# Sundown - 2/10/10



## Greg (Feb 11, 2010)

Good evening night. Wasn't the snow we hoped for, but the mountain picked up about 3" of good bonding snow which made the skiing a lot of fun. I got there a bit before 5 pm and skied with the crew right till closing.

In attendance was me, bvibert, o3jeff, madroch, MrMagic, mondeo and Chris Mo' from the ms.net board. He's got an account here, but I don't remember what he said his username was. We tooled all around the mountain. Far skier's left on Gunny along the woods was among my favorite. Due to the practice race course, it wasn't seeing much traffic, plus being a bit wind loaded, there was nice crud/shallow powder.

Nor'easter bumps were fun, Temptor is kind of a mess but okay, Ex bumps were fun and rippable. Found some binding deep powder on Canyon. Scored some buttery cord on it as well after the quick evening groom.

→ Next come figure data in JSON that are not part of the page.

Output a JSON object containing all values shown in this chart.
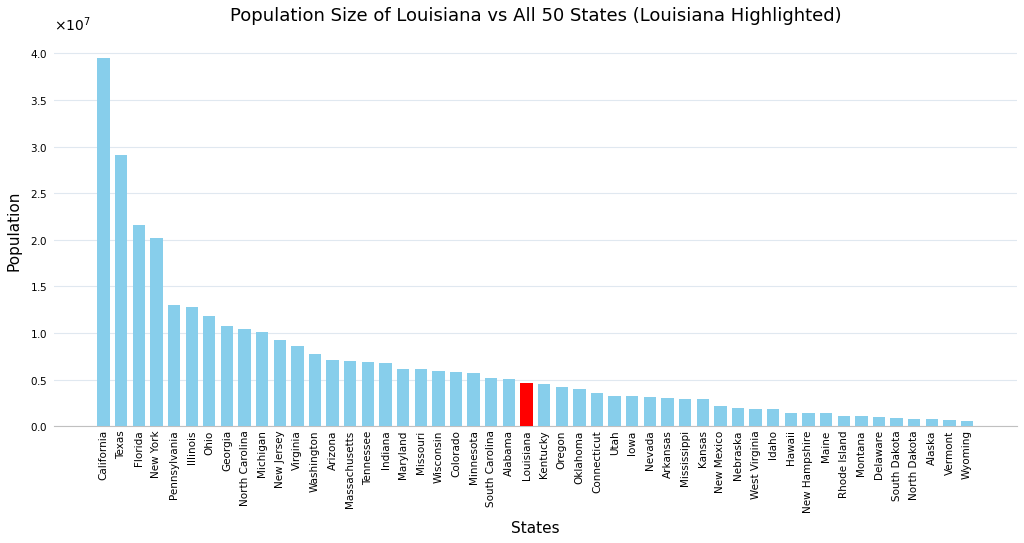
{
  "title": "Population Size of Louisiana vs All 50 States (Louisiana Highlighted)",
  "xlabel": "States",
  "ylabel": "Population",
  "highlight_state": "Louisiana",
  "highlight_color": "#ff0000",
  "default_color": "#87CEEB",
  "background_color": "#ffffff",
  "plot_bg_color": "#ffffff",
  "grid_color": "#e0e8f0",
  "states": [
    "California",
    "Texas",
    "Florida",
    "New York",
    "Pennsylvania",
    "Illinois",
    "Ohio",
    "Georgia",
    "North Carolina",
    "Michigan",
    "New Jersey",
    "Virginia",
    "Washington",
    "Arizona",
    "Massachusetts",
    "Tennessee",
    "Indiana",
    "Maryland",
    "Missouri",
    "Wisconsin",
    "Colorado",
    "Minnesota",
    "South Carolina",
    "Alabama",
    "Louisiana",
    "Kentucky",
    "Oregon",
    "Oklahoma",
    "Connecticut",
    "Utah",
    "Iowa",
    "Nevada",
    "Arkansas",
    "Mississippi",
    "Kansas",
    "New Mexico",
    "Nebraska",
    "West Virginia",
    "Idaho",
    "Hawaii",
    "New Hampshire",
    "Maine",
    "Rhode Island",
    "Montana",
    "Delaware",
    "South Dakota",
    "North Dakota",
    "Alaska",
    "Vermont",
    "Wyoming"
  ],
  "populations": [
    39538223,
    29145505,
    21538187,
    20201249,
    13002700,
    12812508,
    11799448,
    10711908,
    10439388,
    10077331,
    9288994,
    8631393,
    7705281,
    7151502,
    7029917,
    6910840,
    6785528,
    6177224,
    6154913,
    5893718,
    5773714,
    5706494,
    5118425,
    5024279,
    4657757,
    4505836,
    4237256,
    3959353,
    3605944,
    3271616,
    3190369,
    3104614,
    3011524,
    2961279,
    2937880,
    2117522,
    1961504,
    1793716,
    1839106,
    1455271,
    1377529,
    1362359,
    1097379,
    1084225,
    989948,
    886667,
    779094,
    733391,
    643077,
    576851
  ],
  "ylim": [
    0,
    42000000
  ],
  "ytick_step": 5000000,
  "title_fontsize": 13,
  "label_fontsize": 11,
  "tick_fontsize": 7.5
}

Got my Legends tuned by the rental shop this evening. Very nice job. Once they were ready, I never went back to the untuned Twisters. Overall fun to ski while the snow was falling. One beer break. Good company, good times. Not an epic powder night, but actually pretty damn good and very enjoyable despite the bust.


----------



## bvibert (Feb 11, 2010)

I had a great night tonight.  It would have been better if we got the snow that was promised, but it was still good none the less.

I started off on my mid-fats, which were good in the bumps, but pretty much sucked everywhere else.  Apparently I suck at tuning or something.  After a while I decided to pull my new Watea 94's out, I had been hesitating because I wasn't sure how they'd be in the bumps, and it wasn't exactly a powder day.  Once I started skiing them I wished that I had been on them all night.  They handled bumps almost as well as the mid-fats, and were also great everywhere else, especially Gunny.

Nice to meet Chris Mo' (Harkin Banks on this forum, IIRC) and get some runs in with him.  And of course the rest of the crew was, well, just as entertaining as ever.

I'm very happy that I was able to get out tonight.  I just wish the night would have lasted a little longer (or that the storm had started earlier).  I was not ready to leave when 10:00 rolled around.


----------



## mondeo (Feb 11, 2010)

I tried valiantly to record video to document this momentous occasion, but failed. Failed hard.

Almost as hard as I did when Madroch was videoing me.


I should be able to figure it out the camera with a little more work, it's not as dark as it looked on the LCD while filming and for the part of Temptor that was actually lit came out decently. Should be fine on Gunbarrel.

Also, I spun for the first time. Came around about 300° on the first attempt but managed to ski away, got the full 360 second attempt. Third attempt I caught my tails on the jump and crashed hard. I'll try to avoid that in the future. It was a fun night without the spin, but that made it great.


----------



## Glenn (Feb 11, 2010)

Glad you guys were able to get out. At least there was some new stuff to ski in.


----------



## SteveInCT (Feb 11, 2010)

Sounds like a good time. The mountain report on SnoCountry is claiming Sundown got 8'' of snow from this storm. Based on this TR, I have a feeling the Institution is exaggerating a bit.


----------



## Greg (Feb 11, 2010)

SteveInCT said:


> Sounds like a good time. The mountain report on SnoCountry is claiming Sundown got 8'' of snow from this storm. Based on this TR, I have a feeling the Institution is exaggerating a bit.



Not sure why it would say 8" on snocountry. Their site is stating 3-4" which is accurate:

http://www.skisundown.com/conditions/


----------



## Madroch (Feb 11, 2010)

Not a bad night, once I got over the let down of no storm.  Skiing was better than it has been due to a little refresh.  My video skills obviously need work, missed most of the Mondeo crash, and while I remained focused on harkanbanks's entire run, I apparantly forgot to hit record.  My bad... it was a good run too, real nice...Sorry.  After that Harkan hit the same snow snake about 3 or 4 times in a row leading to premature binding release.. ice chunk I presume.  4:00 to close, and just a little stiff today. Good skiing with the crew- 03jeff looked real good.


----------